By telling the story of these women from Barby Canright, who joined JPL as a human computer before the start of World War II, to Sue Finley, who still works for NASA today, this book forever lays to rest the idea that women don’t belong in the STEM fields.
Before the advent of the computer age, all mathematical calculations were done by hand. This job required an in depth knowledge of mathematics and the ability to calculate complex formulas accurately under a great deal of pressure. As the story begins, both men and women worked side by side at this job but they weren’t treated equally. Competent men could be promoted to engineers, competent women could not. One of the early supervisors of the JPL group, Macie Roberts, made a decision to make the “computers” women only. She was worried about men challenging her decisions because she was a woman. She also appreciated the comradery that come with an all-woman group.
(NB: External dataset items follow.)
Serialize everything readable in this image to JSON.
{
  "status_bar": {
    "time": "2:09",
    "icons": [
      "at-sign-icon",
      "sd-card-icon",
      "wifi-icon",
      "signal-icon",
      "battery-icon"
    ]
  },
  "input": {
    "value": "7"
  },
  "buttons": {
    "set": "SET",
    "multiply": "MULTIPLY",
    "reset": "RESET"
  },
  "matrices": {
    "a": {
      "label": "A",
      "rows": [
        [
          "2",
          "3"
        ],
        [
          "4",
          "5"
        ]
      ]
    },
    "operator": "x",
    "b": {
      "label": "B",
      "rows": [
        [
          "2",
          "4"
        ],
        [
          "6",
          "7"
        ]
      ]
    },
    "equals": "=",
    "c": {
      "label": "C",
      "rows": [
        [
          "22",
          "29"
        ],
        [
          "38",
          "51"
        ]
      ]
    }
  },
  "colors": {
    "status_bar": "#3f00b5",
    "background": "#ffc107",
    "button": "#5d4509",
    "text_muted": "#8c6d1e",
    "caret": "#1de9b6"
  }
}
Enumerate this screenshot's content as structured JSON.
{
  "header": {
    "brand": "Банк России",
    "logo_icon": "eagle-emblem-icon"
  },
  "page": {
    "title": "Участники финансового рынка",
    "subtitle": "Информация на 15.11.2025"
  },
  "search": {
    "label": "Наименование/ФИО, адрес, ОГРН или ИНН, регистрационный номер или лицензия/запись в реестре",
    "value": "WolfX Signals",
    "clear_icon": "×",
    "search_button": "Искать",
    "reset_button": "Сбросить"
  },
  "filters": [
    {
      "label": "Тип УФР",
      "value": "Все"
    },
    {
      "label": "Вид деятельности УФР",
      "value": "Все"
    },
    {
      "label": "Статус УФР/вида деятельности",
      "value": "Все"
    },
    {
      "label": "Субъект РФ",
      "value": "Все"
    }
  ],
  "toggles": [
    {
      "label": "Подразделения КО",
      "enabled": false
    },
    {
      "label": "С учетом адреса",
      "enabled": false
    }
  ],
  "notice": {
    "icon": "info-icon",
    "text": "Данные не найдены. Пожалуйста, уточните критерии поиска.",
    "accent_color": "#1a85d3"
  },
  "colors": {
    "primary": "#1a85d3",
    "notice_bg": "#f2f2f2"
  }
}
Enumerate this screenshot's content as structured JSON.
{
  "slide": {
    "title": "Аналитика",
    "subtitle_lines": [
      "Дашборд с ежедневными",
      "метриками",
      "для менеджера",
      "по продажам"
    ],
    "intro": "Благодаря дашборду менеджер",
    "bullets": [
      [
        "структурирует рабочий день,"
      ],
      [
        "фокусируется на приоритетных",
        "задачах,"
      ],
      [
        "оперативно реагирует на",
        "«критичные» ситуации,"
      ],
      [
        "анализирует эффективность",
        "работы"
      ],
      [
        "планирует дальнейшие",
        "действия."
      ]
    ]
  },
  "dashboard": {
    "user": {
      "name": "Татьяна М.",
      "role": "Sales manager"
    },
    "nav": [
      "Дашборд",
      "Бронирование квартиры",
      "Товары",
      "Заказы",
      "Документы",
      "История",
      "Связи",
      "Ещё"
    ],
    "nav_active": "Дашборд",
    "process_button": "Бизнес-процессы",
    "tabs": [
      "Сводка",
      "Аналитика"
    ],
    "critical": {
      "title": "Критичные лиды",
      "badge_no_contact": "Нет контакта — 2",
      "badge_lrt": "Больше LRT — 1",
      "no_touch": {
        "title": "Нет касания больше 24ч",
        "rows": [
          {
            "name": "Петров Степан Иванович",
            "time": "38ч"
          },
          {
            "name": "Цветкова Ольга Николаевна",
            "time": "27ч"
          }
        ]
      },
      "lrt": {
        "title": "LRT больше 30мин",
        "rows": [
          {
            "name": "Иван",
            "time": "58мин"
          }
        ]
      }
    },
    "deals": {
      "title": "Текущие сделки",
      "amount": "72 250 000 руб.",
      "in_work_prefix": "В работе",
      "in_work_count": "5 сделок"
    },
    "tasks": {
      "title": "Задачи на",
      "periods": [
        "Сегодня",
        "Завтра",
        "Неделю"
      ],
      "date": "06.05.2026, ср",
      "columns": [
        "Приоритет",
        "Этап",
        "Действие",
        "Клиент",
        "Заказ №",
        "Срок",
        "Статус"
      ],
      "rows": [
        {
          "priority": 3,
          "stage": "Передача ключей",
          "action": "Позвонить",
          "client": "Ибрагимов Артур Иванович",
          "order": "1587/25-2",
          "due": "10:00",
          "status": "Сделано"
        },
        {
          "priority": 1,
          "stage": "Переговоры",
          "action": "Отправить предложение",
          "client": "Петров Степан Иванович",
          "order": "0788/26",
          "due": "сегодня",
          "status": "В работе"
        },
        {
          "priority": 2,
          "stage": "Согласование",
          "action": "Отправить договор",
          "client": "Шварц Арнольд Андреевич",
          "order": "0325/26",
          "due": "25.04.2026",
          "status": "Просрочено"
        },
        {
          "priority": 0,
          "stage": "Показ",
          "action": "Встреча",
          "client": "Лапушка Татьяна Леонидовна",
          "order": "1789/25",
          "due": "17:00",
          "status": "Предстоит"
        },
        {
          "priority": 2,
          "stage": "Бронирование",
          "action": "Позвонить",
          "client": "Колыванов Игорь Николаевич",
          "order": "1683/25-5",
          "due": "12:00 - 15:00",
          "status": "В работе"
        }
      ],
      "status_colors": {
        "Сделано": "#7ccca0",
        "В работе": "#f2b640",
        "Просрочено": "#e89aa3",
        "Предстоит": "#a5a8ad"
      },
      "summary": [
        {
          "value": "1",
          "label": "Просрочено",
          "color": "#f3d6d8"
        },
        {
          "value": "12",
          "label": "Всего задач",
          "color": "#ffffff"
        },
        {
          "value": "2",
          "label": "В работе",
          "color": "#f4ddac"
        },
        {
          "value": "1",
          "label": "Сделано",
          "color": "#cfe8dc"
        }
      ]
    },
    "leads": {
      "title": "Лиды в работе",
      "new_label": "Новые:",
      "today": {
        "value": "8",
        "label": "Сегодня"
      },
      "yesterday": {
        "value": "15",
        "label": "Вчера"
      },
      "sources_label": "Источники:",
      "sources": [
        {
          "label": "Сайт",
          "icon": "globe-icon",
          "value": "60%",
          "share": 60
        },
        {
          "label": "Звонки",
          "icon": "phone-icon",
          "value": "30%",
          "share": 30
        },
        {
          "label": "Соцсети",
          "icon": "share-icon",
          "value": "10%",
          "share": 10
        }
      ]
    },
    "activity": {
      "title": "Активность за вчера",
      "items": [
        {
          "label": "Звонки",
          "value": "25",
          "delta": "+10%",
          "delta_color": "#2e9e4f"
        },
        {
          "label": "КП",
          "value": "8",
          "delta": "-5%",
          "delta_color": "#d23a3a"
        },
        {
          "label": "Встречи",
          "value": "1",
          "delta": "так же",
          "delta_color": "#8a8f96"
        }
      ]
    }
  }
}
Macie, however, was not able to do anything about the other types of discrimination that woman faced. When the personnel department found out that one of the senior women computers was pregnant she was summarily fired without regard for the excellence of her work.
For anyone who thinks that they know the history of the space program, as I did, this book will expand your knowledge. For those of you who don’t know much about the history of the space program, this is history told as it should be, as a well-crafted story.
The Rise of the Rocket Girls also tells of the introduction of the first IBM computers at JPL. Many of the engineers were distrustful of this new contraption and refused to use its calculations until they had been verified by the women computers. The women of JPL, however, were welcoming of an addition to their staff, an IBM 1620 computer. They named her Cora.